Du généalogiste amateur à l'étudiant en maîtrise jusqu'au professeur au Collège de France, le public de ceux qui se considèrent chercheurs recouvre des situations très diverses, et fort peu comparables. L'usage du mot connaît une inflation qui ne facilite pas l'approche du problème. [...] A la différence des bibliothèques universitaires, les bibliothèques de recherche en sciences humaines et sociales ont pour vocation principale d'être au service de la recherche et des chercheurs qui en sont les artisans. On s'interrogera sur les caractéristiques de ce public, confronté à une masse d'informations de plus en plus difficile à maîtriser.
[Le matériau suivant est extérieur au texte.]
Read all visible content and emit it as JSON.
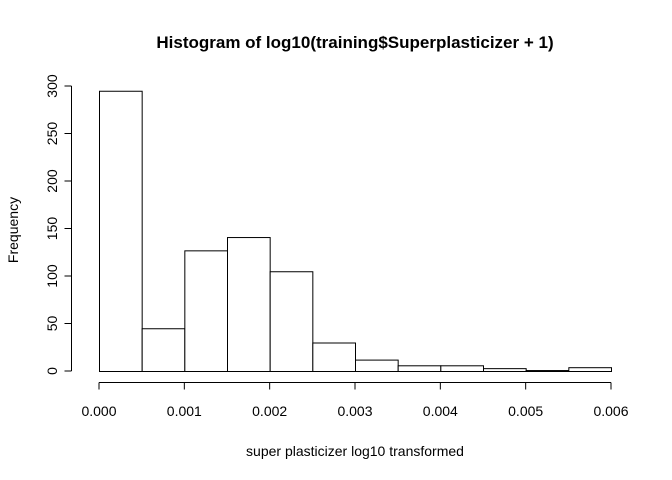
{
  "chart_data": {
    "type": "bar",
    "title": "Histogram of log10(training$Superplasticizer + 1)",
    "xlabel": "super plasticizer log10 transformed",
    "ylabel": "Frequency",
    "bin_edges": [
      0.0,
      0.0005,
      0.001,
      0.0015,
      0.002,
      0.0025,
      0.003,
      0.0035,
      0.004,
      0.0045,
      0.005,
      0.0055,
      0.006
    ],
    "values": [
      295,
      45,
      127,
      141,
      105,
      30,
      12,
      6,
      6,
      3,
      1,
      4
    ],
    "xlim": [
      0.0,
      0.006
    ],
    "ylim": [
      0,
      300
    ],
    "x_ticks": [
      0.0,
      0.001,
      0.002,
      0.003,
      0.004,
      0.005,
      0.006
    ],
    "x_tick_labels": [
      "0.000",
      "0.001",
      "0.002",
      "0.003",
      "0.004",
      "0.005",
      "0.006"
    ],
    "y_ticks": [
      0,
      50,
      100,
      150,
      200,
      250,
      300
    ],
    "y_tick_labels": [
      "0",
      "50",
      "100",
      "150",
      "200",
      "250",
      "300"
    ],
    "grid": false,
    "bar_fill": "#ffffff",
    "bar_stroke": "#000000"
  }
}
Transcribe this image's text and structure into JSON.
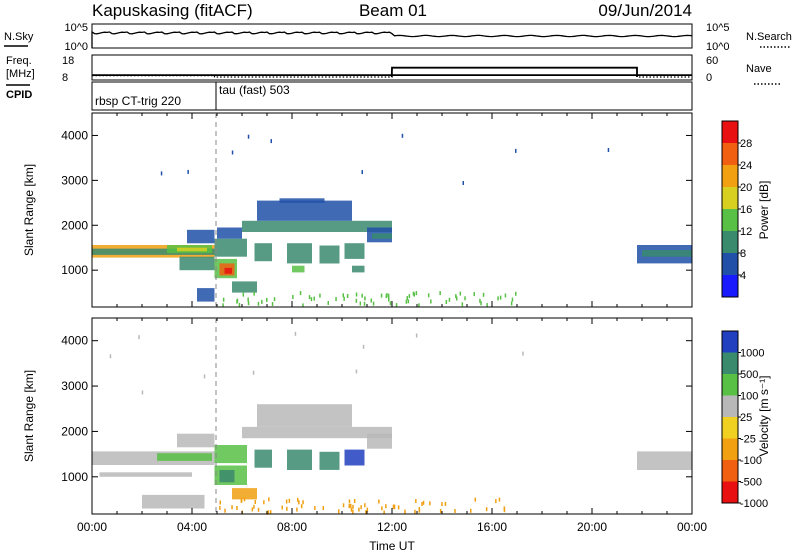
{
  "header": {
    "radar": "Kapuskasing (fitACF)",
    "beam": "Beam 01",
    "date": "09/Jun/2014"
  },
  "aux": {
    "nsky_label": "N.Sky",
    "nsearch_label": "N.Search",
    "freq_label_line1": "Freq.",
    "freq_label_line2": "[MHz]",
    "nave_label": "Nave",
    "cpid_label": "CPID",
    "sky_ticks": [
      "10^5",
      "10^0"
    ],
    "freq_ticks": [
      "18",
      "8"
    ],
    "nave_ticks": [
      "60",
      "0"
    ],
    "cpid_segments": [
      {
        "label": "rbsp CT-trig 220",
        "start_hour": 0.0,
        "end_hour": 4.9
      },
      {
        "label": "tau (fast) 503",
        "start_hour": 4.9,
        "end_hour": 24.0
      }
    ],
    "freq_values": [
      {
        "start_hour": 0.0,
        "end_hour": 4.9,
        "mhz": 10.2
      },
      {
        "start_hour": 4.9,
        "end_hour": 24.0,
        "mhz": 10.2
      }
    ],
    "nave_values": [
      {
        "start_hour": 0.0,
        "end_hour": 4.9,
        "value": 4
      },
      {
        "start_hour": 4.9,
        "end_hour": 12.0,
        "value": 0
      },
      {
        "start_hour": 12.0,
        "end_hour": 21.8,
        "value": 28
      },
      {
        "start_hour": 21.8,
        "end_hour": 24.0,
        "value": 0
      }
    ]
  },
  "chart_data": [
    {
      "type": "heatmap",
      "name": "power",
      "ylabel": "Slant Range [km]",
      "colorbar_label": "Power [dB]",
      "y_ticks": [
        1000,
        2000,
        3000,
        4000
      ],
      "ylim": [
        180,
        4500
      ],
      "xlim": [
        0,
        24
      ],
      "colorbar_ticks": [
        "28",
        "24",
        "20",
        "16",
        "12",
        "8",
        "4"
      ],
      "colors": [
        "#1a1aff",
        "#2050a8",
        "#3a8a6e",
        "#58c045",
        "#d8d020",
        "#f0a010",
        "#f06010",
        "#e81010"
      ],
      "data_rects": [
        {
          "x0": 0.0,
          "x1": 4.9,
          "r0": 1280,
          "r1": 1560,
          "c": 5
        },
        {
          "x0": 0.0,
          "x1": 4.9,
          "r0": 1340,
          "r1": 1480,
          "c": 2
        },
        {
          "x0": 3.0,
          "x1": 4.8,
          "r0": 1380,
          "r1": 1560,
          "c": 3
        },
        {
          "x0": 3.4,
          "x1": 4.6,
          "r0": 1420,
          "r1": 1500,
          "c": 4
        },
        {
          "x0": 3.5,
          "x1": 4.9,
          "r0": 1000,
          "r1": 1300,
          "c": 2
        },
        {
          "x0": 3.8,
          "x1": 4.9,
          "r0": 1600,
          "r1": 1900,
          "c": 1
        },
        {
          "x0": 4.9,
          "x1": 5.8,
          "r0": 820,
          "r1": 1250,
          "c": 3
        },
        {
          "x0": 5.1,
          "x1": 5.7,
          "r0": 880,
          "r1": 1150,
          "c": 6
        },
        {
          "x0": 5.3,
          "x1": 5.6,
          "r0": 920,
          "r1": 1050,
          "c": 7
        },
        {
          "x0": 4.9,
          "x1": 6.2,
          "r0": 1300,
          "r1": 1700,
          "c": 2
        },
        {
          "x0": 5.0,
          "x1": 6.0,
          "r0": 1700,
          "r1": 1950,
          "c": 1
        },
        {
          "x0": 6.0,
          "x1": 12.0,
          "r0": 1850,
          "r1": 2100,
          "c": 2
        },
        {
          "x0": 6.6,
          "x1": 10.4,
          "r0": 2100,
          "r1": 2550,
          "c": 1
        },
        {
          "x0": 7.5,
          "x1": 9.3,
          "r0": 2500,
          "r1": 2600,
          "c": 1
        },
        {
          "x0": 6.5,
          "x1": 7.2,
          "r0": 1200,
          "r1": 1600,
          "c": 2
        },
        {
          "x0": 7.8,
          "x1": 8.8,
          "r0": 1150,
          "r1": 1600,
          "c": 2
        },
        {
          "x0": 8.0,
          "x1": 8.5,
          "r0": 950,
          "r1": 1100,
          "c": 3
        },
        {
          "x0": 9.1,
          "x1": 9.9,
          "r0": 1150,
          "r1": 1550,
          "c": 2
        },
        {
          "x0": 10.1,
          "x1": 10.9,
          "r0": 1250,
          "r1": 1600,
          "c": 2
        },
        {
          "x0": 10.4,
          "x1": 10.9,
          "r0": 950,
          "r1": 1100,
          "c": 2
        },
        {
          "x0": 11.0,
          "x1": 12.0,
          "r0": 1620,
          "r1": 1950,
          "c": 1
        },
        {
          "x0": 11.2,
          "x1": 12.0,
          "r0": 1700,
          "r1": 1820,
          "c": 2
        },
        {
          "x0": 5.6,
          "x1": 6.6,
          "r0": 500,
          "r1": 750,
          "c": 2
        },
        {
          "x0": 4.2,
          "x1": 4.9,
          "r0": 300,
          "r1": 600,
          "c": 1
        },
        {
          "x0": 21.8,
          "x1": 24.0,
          "r0": 1150,
          "r1": 1560,
          "c": 1
        },
        {
          "x0": 22.0,
          "x1": 24.0,
          "r0": 1300,
          "r1": 1450,
          "c": 2
        }
      ]
    },
    {
      "type": "heatmap",
      "name": "velocity",
      "ylabel": "Slant Range [km]",
      "colorbar_label": "Velocity [m s⁻¹]",
      "xlabel": "Time UT",
      "x_ticks": [
        "00:00",
        "04:00",
        "08:00",
        "12:00",
        "16:00",
        "20:00",
        "00:00"
      ],
      "y_ticks": [
        1000,
        2000,
        3000,
        4000
      ],
      "ylim": [
        180,
        4500
      ],
      "xlim": [
        0,
        24
      ],
      "colorbar_ticks": [
        "1000",
        "500",
        "100",
        "25",
        "-25",
        "-100",
        "-500",
        "-1000"
      ],
      "colors": [
        "#2040c0",
        "#3a8a6e",
        "#58c045",
        "#b8b8b8",
        "#f0d020",
        "#f0a010",
        "#f06010",
        "#e81010"
      ],
      "data_rects": [
        {
          "x0": 0.0,
          "x1": 4.9,
          "r0": 1260,
          "r1": 1560,
          "c": 3
        },
        {
          "x0": 0.3,
          "x1": 4.0,
          "r0": 1000,
          "r1": 1100,
          "c": 3
        },
        {
          "x0": 2.6,
          "x1": 4.8,
          "r0": 1350,
          "r1": 1520,
          "c": 2
        },
        {
          "x0": 3.4,
          "x1": 4.9,
          "r0": 1650,
          "r1": 1950,
          "c": 3
        },
        {
          "x0": 4.9,
          "x1": 6.2,
          "r0": 820,
          "r1": 1250,
          "c": 2
        },
        {
          "x0": 5.1,
          "x1": 5.7,
          "r0": 880,
          "r1": 1150,
          "c": 1
        },
        {
          "x0": 4.9,
          "x1": 6.2,
          "r0": 1300,
          "r1": 1700,
          "c": 2
        },
        {
          "x0": 6.0,
          "x1": 12.0,
          "r0": 1850,
          "r1": 2100,
          "c": 3
        },
        {
          "x0": 6.6,
          "x1": 10.4,
          "r0": 2100,
          "r1": 2600,
          "c": 3
        },
        {
          "x0": 6.5,
          "x1": 7.2,
          "r0": 1200,
          "r1": 1600,
          "c": 1
        },
        {
          "x0": 7.8,
          "x1": 8.8,
          "r0": 1150,
          "r1": 1600,
          "c": 1
        },
        {
          "x0": 9.1,
          "x1": 9.9,
          "r0": 1150,
          "r1": 1550,
          "c": 1
        },
        {
          "x0": 10.1,
          "x1": 10.9,
          "r0": 1250,
          "r1": 1600,
          "c": 0
        },
        {
          "x0": 11.0,
          "x1": 12.0,
          "r0": 1620,
          "r1": 1950,
          "c": 3
        },
        {
          "x0": 5.6,
          "x1": 6.6,
          "r0": 500,
          "r1": 750,
          "c": 5
        },
        {
          "x0": 2.0,
          "x1": 4.5,
          "r0": 300,
          "r1": 600,
          "c": 3
        },
        {
          "x0": 21.8,
          "x1": 24.0,
          "r0": 1150,
          "r1": 1560,
          "c": 3
        }
      ]
    }
  ]
}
Comment les chercheurs s'y prennent-ils pour retrouver les documents dont ils ont besoin ? Quelles sont leurs sources d'information privilégiées ? Qu'attendent-ils des bibliothèques et comment celles-ci peuvent-elles les aider? [...]
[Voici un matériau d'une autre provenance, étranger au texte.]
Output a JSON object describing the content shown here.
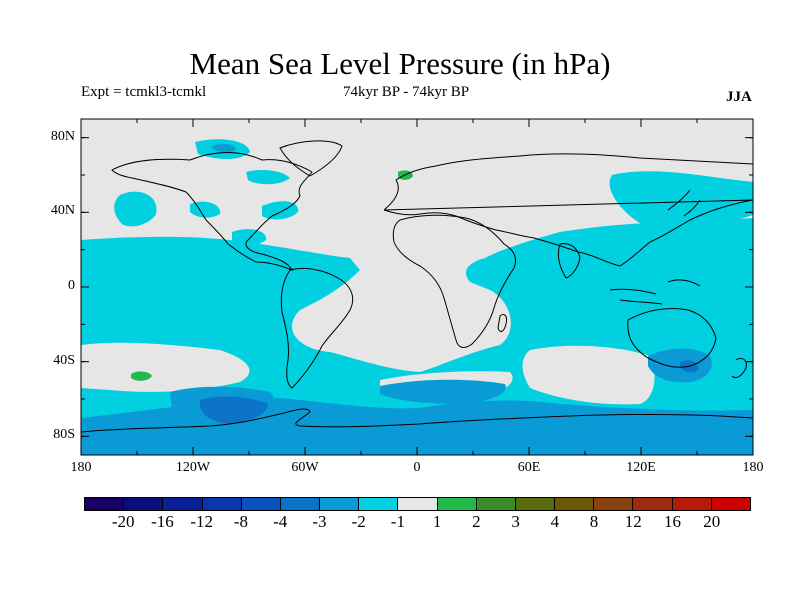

Il était indispensable de recueillir l'opinion des utilisateurs, ce que nous avons fait au moyen d'un questionnaire (3) . Nous avons mené parallèlement une série d'entretiens avec les chercheurs eux-mêmes dans le but de préciser les questions posées et d'obtenir des appréciations plus fines. [...]
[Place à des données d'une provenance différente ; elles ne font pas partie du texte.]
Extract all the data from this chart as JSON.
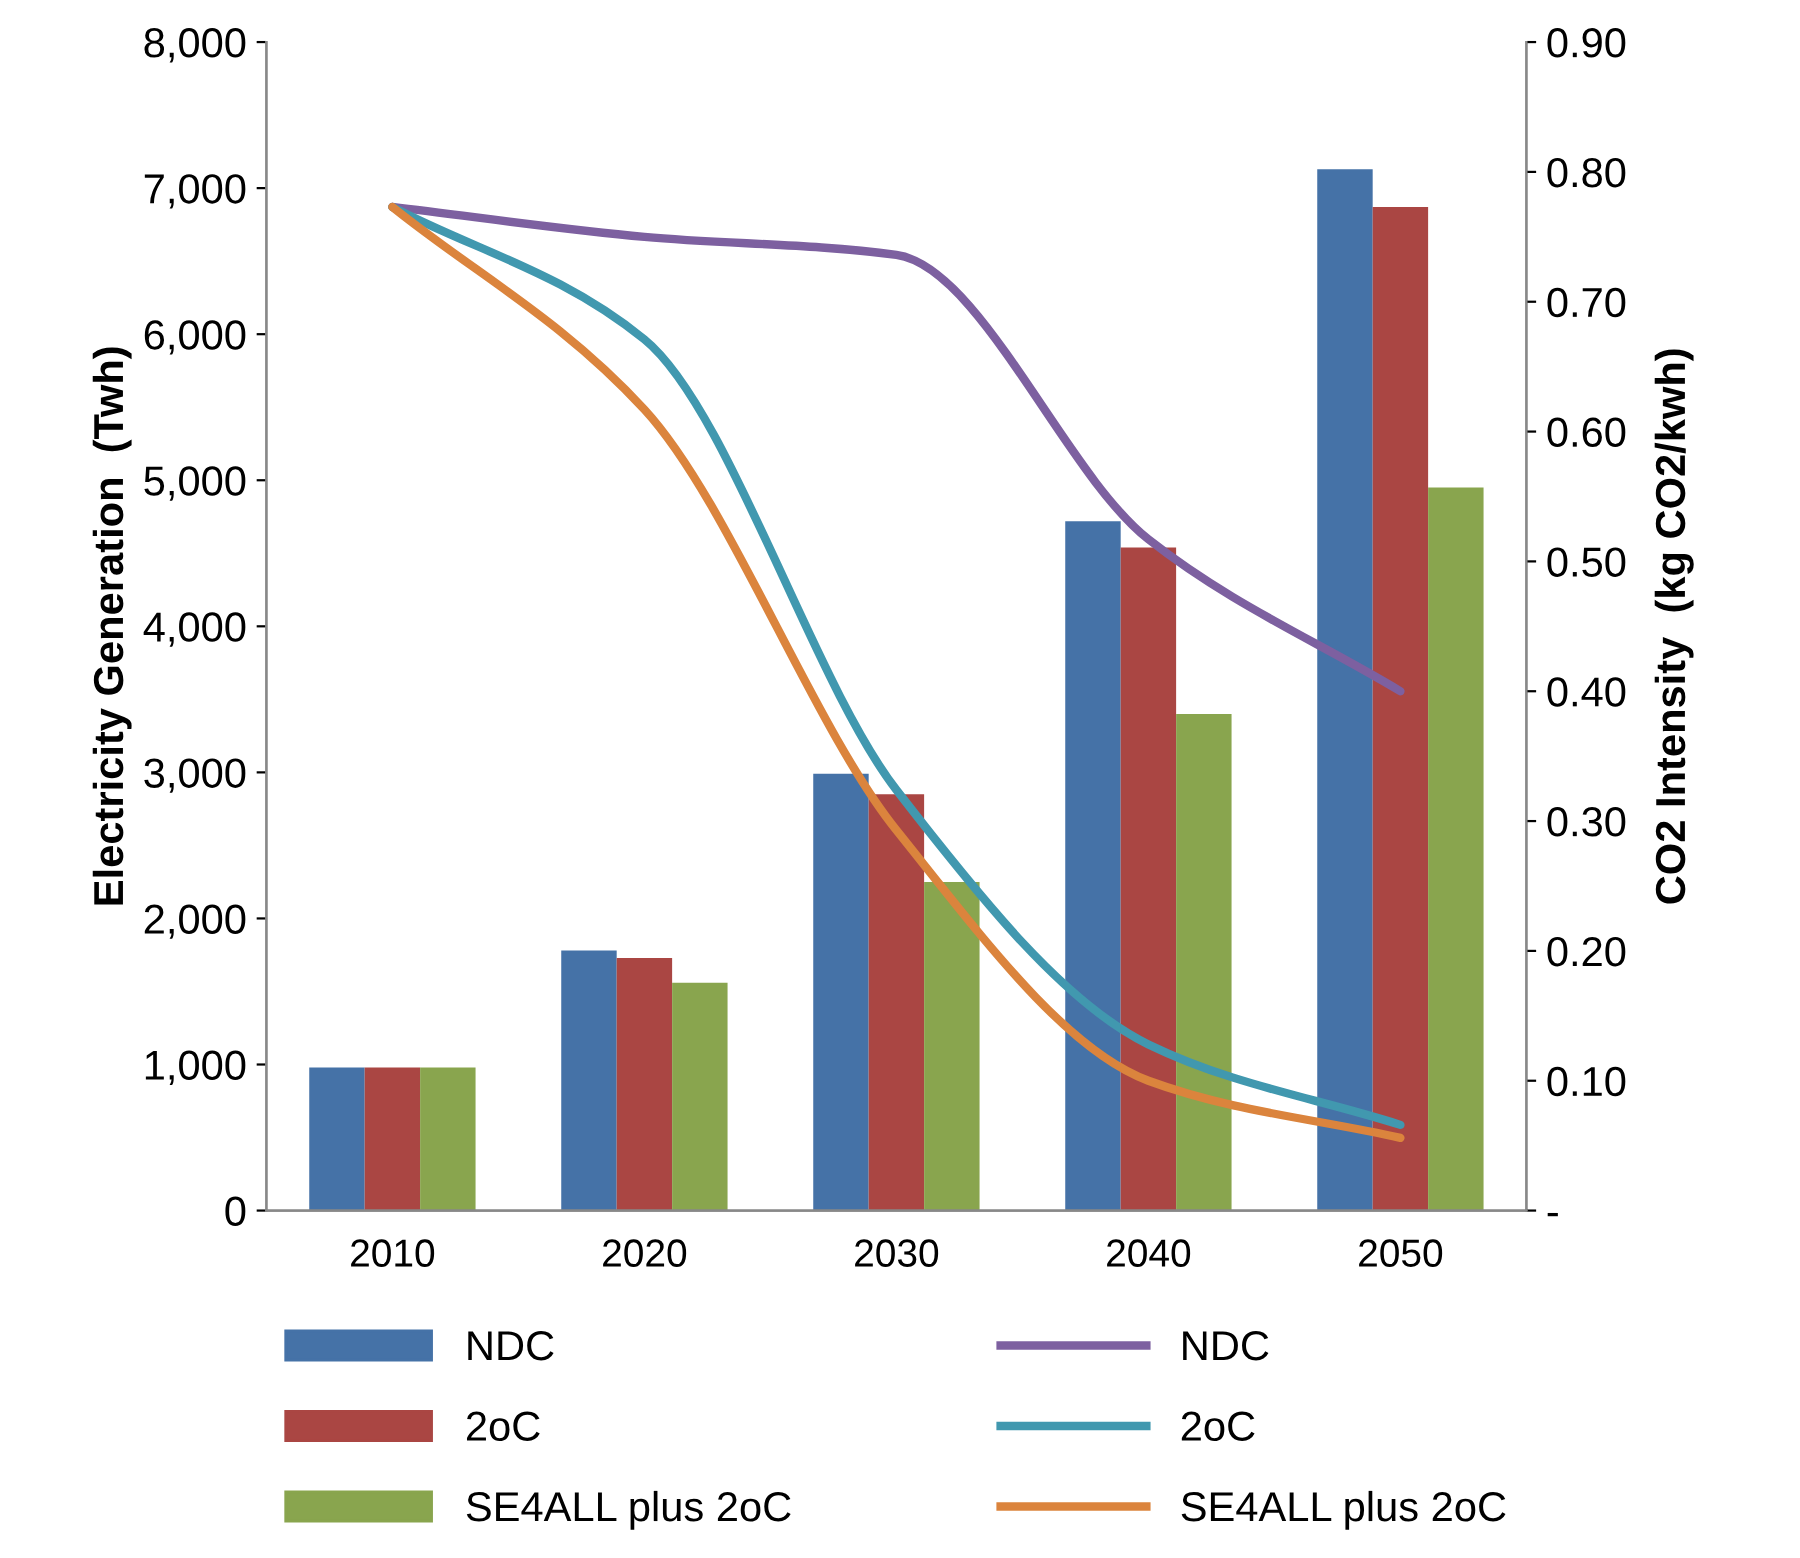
{
  "chart_data": {
    "type": "bar",
    "categories": [
      "2010",
      "2020",
      "2030",
      "2040",
      "2050"
    ],
    "ylabel": "Electricity Generation  (Twh)",
    "y2label": "CO2 Intensity  (kg CO2/kwh)",
    "ylim": [
      0,
      8000
    ],
    "yticks": [
      {
        "value": 0,
        "label": "0"
      },
      {
        "value": 1000,
        "label": "1,000"
      },
      {
        "value": 2000,
        "label": "2,000"
      },
      {
        "value": 3000,
        "label": "3,000"
      },
      {
        "value": 4000,
        "label": "4,000"
      },
      {
        "value": 5000,
        "label": "5,000"
      },
      {
        "value": 6000,
        "label": "6,000"
      },
      {
        "value": 7000,
        "label": "7,000"
      },
      {
        "value": 8000,
        "label": "8,000"
      }
    ],
    "y2lim": [
      0,
      0.9
    ],
    "y2ticks": [
      {
        "value": 0,
        "label": "-"
      },
      {
        "value": 0.1,
        "label": "0.10"
      },
      {
        "value": 0.2,
        "label": "0.20"
      },
      {
        "value": 0.3,
        "label": "0.30"
      },
      {
        "value": 0.4,
        "label": "0.40"
      },
      {
        "value": 0.5,
        "label": "0.50"
      },
      {
        "value": 0.6,
        "label": "0.60"
      },
      {
        "value": 0.7,
        "label": "0.70"
      },
      {
        "value": 0.8,
        "label": "0.80"
      },
      {
        "value": 0.9,
        "label": "0.90"
      }
    ],
    "legend": "bottom",
    "grid": false,
    "series": [
      {
        "name": "NDC",
        "type": "bar",
        "color": "#4572a7",
        "values": [
          980,
          1780,
          2990,
          4720,
          7130
        ]
      },
      {
        "name": "2oC",
        "type": "bar",
        "color": "#aa4643",
        "values": [
          980,
          1730,
          2850,
          4540,
          6870
        ]
      },
      {
        "name": "SE4ALL plus 2oC",
        "type": "bar",
        "color": "#89a54e",
        "values": [
          980,
          1560,
          2250,
          3400,
          4950
        ]
      },
      {
        "name": "NDC",
        "type": "line",
        "axis": "y2",
        "color": "#7d60a0",
        "values": [
          0.773,
          0.75,
          0.736,
          0.517,
          0.4
        ]
      },
      {
        "name": "2oC",
        "type": "line",
        "axis": "y2",
        "color": "#4198af",
        "values": [
          0.773,
          0.671,
          0.324,
          0.128,
          0.066
        ]
      },
      {
        "name": "SE4ALL plus 2oC",
        "type": "line",
        "axis": "y2",
        "color": "#db843d",
        "values": [
          0.773,
          0.617,
          0.293,
          0.1,
          0.056
        ]
      }
    ]
  }
}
L'analyse qui suit s'appuie sur les réponses apportées à la question : » Qu'est-ce que vous attendez de la bibliothèque ? » Il s'agissait d'une question ouverte, formulée d'une manière très générale, et qui laissait donc libre cours à la formulation des opinions les plus diverses. Afin de faciliter l'analyse des résultats, on a procédé à un regroupement des réponses, sur la base des occurrences relevées au cours du dépouillement (leur nombre est indiqué entre crochets).
On peut ramener l'ensemble des indications fournies à trois types d'attentes. Il y a d'abord celles - les plus fréquemment exprimées - qui portent sur les ressources de la bibliothèque. Dans ce domaine, la demande est considérable, voire dans un certain nombre de cas, illimitée (« Tout », « toutes les publications d'une bibliothèque de recherche » (4) [7]). Elle concerne à égalité les livres et les périodiques [17]. L'accent est mis, dans l'un et l'autre cas, sur l'actualité et le suivi des acquisitions (des ouvrages « récents », « à jour [11]) ainsi que sur la pertinence des choix documentaires [7] ; le critère de rareté (des revues qu'on ne trouve pas ailleurs [4]) paraît déterminant pour les périodiques ; un niveau de spécialisation s'impose pour les ouvrages (des « ouvrages étrangers spécialisés [2]). Les collections doivent former un ensemble cohérent et homogène, si possible sans lacunes [3] ; le champ de vision doit être large et permettre une approche interdisciplinaire [2]. Viennent ensuite les attentes portant sur l'information bibliographique [8], l'aide à la recherche [2] et l'accès au document [6], qui passent par les catalogues et les ouvrages de référence classiques, mais aussi par des moyens moins traditionnels (CD-Rom, bases de données). Cependant, la bibliothèque est aussi perçue comme un endroit propice au travail et à la réflexion [6] : warm welcoming place for réfection ; l'importance du « cadre de l'accueil, ainsi qu'un certain nombre de commodités d'usage (horaires, photocopies) [5] sont soulignées (notons au passage la revendication insistante d'un chercheur pour un coin fumeurs »). L'exigence de calme et de silence paraîtrait naturelle, si ce n'était la constance avec laquelle elle est rappelée [5].
Ces attentes générales ne font pas apparaître des aspects plus spécifiques aux bibliothèques de recherche, telles que nous avons pu les faire préciser au cours des entretiens.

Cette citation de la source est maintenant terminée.